最後となるアンティークスロットの話の冒頭は、クラシックカーの「ハラーズ・オートモビル・コレクション」の話から始まっています。このポパイが発行されていた当時、シティ・ボーイたるものクルマは必須アイテムというような風潮があったので、ポパイとしてはむしろこの話だけで占めたかったのではないかと邪推します。





アンティーク・スロットの記事。なるべく大きく表示するために4分割してある。

ここで出てくる「ハラーズ」とは、カジノホテル「ハラーズ(Harrah's)」の創立者である「ウィリアム・F・ハラー (William F. Harrah)」のことです。彼のクラシックカーコレクションの一部は長い間ラスベガスのカジノホテル「The Linq (旧インペリアルパレス)」の「クラシックカー・コレクション」で展示されていました

記事には、ハラ―氏は車だけでなくスロットマシンのコレクターでもあったと書いてありますが、記事中の2枚目の画像からネット上を調べたところ、この画像は1975年に行われたオークションのカタログの表紙であることと、ここに見える「Pony Express」とは、ハラー氏がかつて所有していた博物館の名前であることがわかりました(自分用メモ:1986年7月17日付けのロサンゼルス・タイムズの記事に「ギャンブルの起業家のハラ―氏が所有していたポニー・エクスプレス・ミュージアム 」という一文あり)。

しかし、「ポニー・エクスプレス・ミュージアム」が収蔵していたのは西部開拓時代の文物全般であって、ことさらスロットマシンを蒐集していたというわけではないようです。それはさておき、この記事はそのオークションを念頭に書かれているものと思われますが、この記事が書かれている時点の米国では既にコレクターを対象とする古いスロットマシン市場は成立しており、「めったに手に入らない」は言い過ぎです。

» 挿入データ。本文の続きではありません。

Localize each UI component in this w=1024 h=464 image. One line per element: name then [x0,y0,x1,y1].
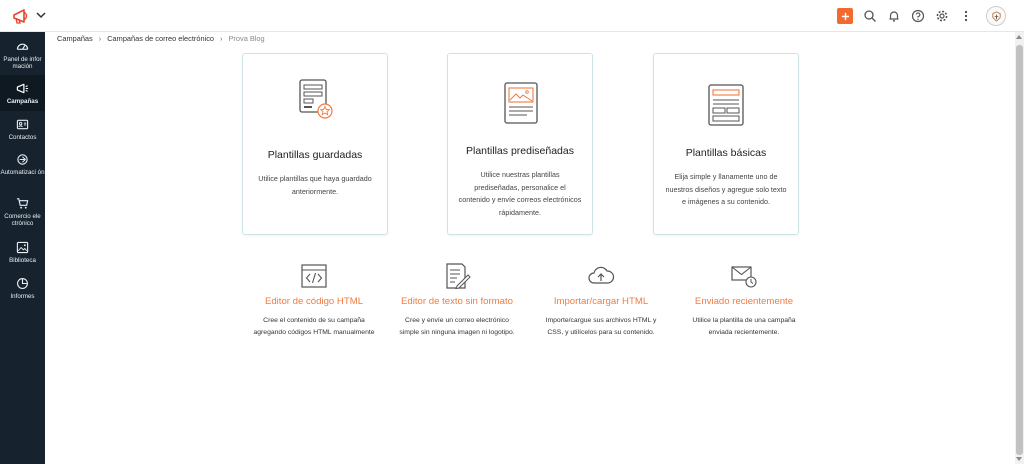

この記事にあるように、古いスロットマシンに感じる価値として、「一個の芸術品と言っても良いほどの美しさ、がっしりしたメカの味わい」は確かにある事でしょう。しかしワタシはこれに加えて、スロットマシンが現在の形に至るまでの進化の過程を示す「生きた化石」である点も強調しておきたいと思います。

全5回に渡って記録してきた雑誌「ポパイ」1979年4月25日号の特集記事「ポパイ・ゲームブック」の記録は以上です。一般雑誌ゆえ不正確な記述が散見されますが、それに目くじらを立てるより(指摘はしましたが)、インベーダーブームのさなかである1979年春という時期の世間一般におけるAMの捉えられ方を窺い知れることに大きな価値のある記事でした。編集に携わったみなさん、ありがとうございました。